Shouldn't the dispositive inquiry focus on the state of the law in 1791. Specifically, whether or not the Framers would have intended a "narrow" or "broad" definition of testimonial? What historical evidence exists to suggest that the later, rather than the former, would have been their preference? Given the fact, as Justice Harlan stated, that the Confrontation Clause comes to us on "faded parchment" perhaps this historical evidence does not exist?

Paul

Richard D. Friedman said...
This comment has been removed by a blog administrator.
Richard D. Friedman said...

I'm not sure I could accurately or briefly summarize the commentary I heard on Crawford at the AALS, so I won't try. But one point that Jeff Fisher made with respect to Crawford and Blakely, and also I think the military tribunal cases, is an important one. He emphasized the focus of these cases on procedural justice. I think Crawford really helps us think of the confrontation right as a rule of criminal procedure -- that is, a rule of how witnesses give testimony -- rather than merely a rule of what evidence is admitted and what excluded. The right is of course enforced through an exclusionary rule -- that is, evidence of previously-given testimony may not be admitted if the evidence was taken in violation of the confrontation right – but at base it is a fundamental aspect of our criminal procedure. And this explains why we apply it categorically, as we do, say, the right to jury trial or the right to counsel, rather than weighing its contribution to truth-determination in the individual case.
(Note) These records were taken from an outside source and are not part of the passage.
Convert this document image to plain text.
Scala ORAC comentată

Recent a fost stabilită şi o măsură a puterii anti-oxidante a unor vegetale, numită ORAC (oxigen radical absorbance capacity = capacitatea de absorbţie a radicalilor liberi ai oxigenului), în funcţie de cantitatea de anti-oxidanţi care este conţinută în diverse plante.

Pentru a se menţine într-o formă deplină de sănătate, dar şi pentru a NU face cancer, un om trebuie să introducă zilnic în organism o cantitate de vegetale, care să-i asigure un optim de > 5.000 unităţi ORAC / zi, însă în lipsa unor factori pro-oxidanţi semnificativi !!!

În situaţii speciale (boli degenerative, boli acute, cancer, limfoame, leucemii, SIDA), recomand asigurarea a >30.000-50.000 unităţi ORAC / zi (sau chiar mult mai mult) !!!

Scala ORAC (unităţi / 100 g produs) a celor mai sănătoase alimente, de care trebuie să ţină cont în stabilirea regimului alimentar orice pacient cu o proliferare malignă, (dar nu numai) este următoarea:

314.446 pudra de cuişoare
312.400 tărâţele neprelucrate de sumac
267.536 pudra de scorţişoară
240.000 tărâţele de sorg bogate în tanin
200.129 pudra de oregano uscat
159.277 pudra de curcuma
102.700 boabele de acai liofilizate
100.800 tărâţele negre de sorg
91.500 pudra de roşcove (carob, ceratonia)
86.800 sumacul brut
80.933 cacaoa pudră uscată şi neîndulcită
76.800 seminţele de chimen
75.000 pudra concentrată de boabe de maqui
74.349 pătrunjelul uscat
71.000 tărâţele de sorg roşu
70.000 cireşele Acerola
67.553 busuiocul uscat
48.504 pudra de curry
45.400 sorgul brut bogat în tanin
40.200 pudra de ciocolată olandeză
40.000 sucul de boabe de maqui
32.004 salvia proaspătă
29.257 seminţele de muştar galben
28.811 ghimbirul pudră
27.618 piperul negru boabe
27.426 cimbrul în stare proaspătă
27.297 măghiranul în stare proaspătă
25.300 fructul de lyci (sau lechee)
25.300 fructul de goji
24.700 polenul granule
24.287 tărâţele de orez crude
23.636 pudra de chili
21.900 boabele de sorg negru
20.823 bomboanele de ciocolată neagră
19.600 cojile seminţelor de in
As far as Paul's historical point: I'm not sure that the most crucial question in this realm is what happened in 1791, though I do believe that history is very important. As I said in my main post, I think it is very clear that Crawford was right in fn. 8, saying that to the extent there was a hearsay exception in 1791 for spontaneous declarations -- it is not clear there was -- it was very closely limited to statements made at the time of the event in question or immediately thereafter; I think it would have astonished the Framers to see the receptivity with which some modern courts have welcomed some statements that were clearly accusatory in nature and made with the obvious anticipation that they would be used in the prosecutorial process but that were never subjected to oath or cross-examination.